Como es de común conocimiento, la interpretación que, a lo largo de los años, se ha venido haciendo de los supuestos de despenalización ha sido bastante extensiva, de modo que se ha generado una conciencia colectiva sobre la posibilidad efectiva de abortar libremente, aunque la interrupción no sea posible realizarla, por lo general, en el sistema sanitario público (por lo tanto con la necesidad de sufragar el coste de la operación en centros privados) y además desde el punto de vista formal haya que seguir invocando supuestos como –el más habitual- el peligro para la salud psíquica de la mujer embarazada. Esta realidad, unida a otras muchas circunstancias sociales, empezando por las importantes insuficiencias en materia de educación sexual (que el Proyecto de Ley también pretende contribuir a resolver), explican en parte el fuerte incremento de las interrupciones voluntarias del embarazo practicadas en España, ya que según los datos estadísticos del Ministerio de Sanidad y Políticas Sociales, en 2007 se alcanzó la cifra de 112.138 abortos frente a los 53.847 de 1998, casi duplicándose la tasa de interrupciones practicadas (de 6 por cada 1.000 mujeres en 1998 a 11,49 en 2007), de las cuáles el 97% se produjeron en centros privados. En Asturias, la tasa es inferior a la media (7,72 abortos por cada 1.000 mujeres en 2007) y se mantiene relativamente estable en los últimos años; por cierto, algo tendrá que ver en estos datos de nuestra Comunidad el continuado esfuerzo desplegado en materia de educación sexual en el ámbito educativo, juvenil y en las políticas de salud pública.
Es razonable afirmar que la realidad social ha superado claramente la regulación hasta ahora vigente, pero este desajuste provoca aún situaciones de inseguridad jurídica para mujeres que han decidido la interrupción del embarazo, y para los profesionales sanitarios que participan en la operación.

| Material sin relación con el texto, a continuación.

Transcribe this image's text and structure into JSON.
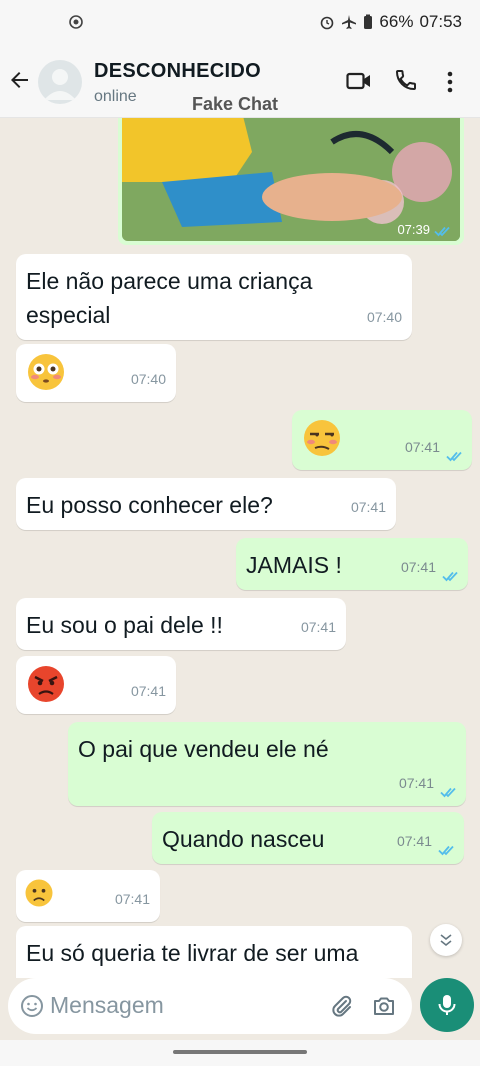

La reforma legal en curso, en consecuencia, supone corregir una disfunción en nuestro ordenamiento jurídico, adecuándolo a la realidad social mayoritariamente aceptada, permitiendo un tratamiento no exclusivamente penal de la interrupción voluntaria del embarazo, y confiando a las mujeres la capacidad de decidir sobre su propio embarazo. Al mismo tiempo, se encara una realidad -que es y será necesariamente conflictiva en el debate ético- superando la hipocresía dominante en la aplicación de la actual regulación.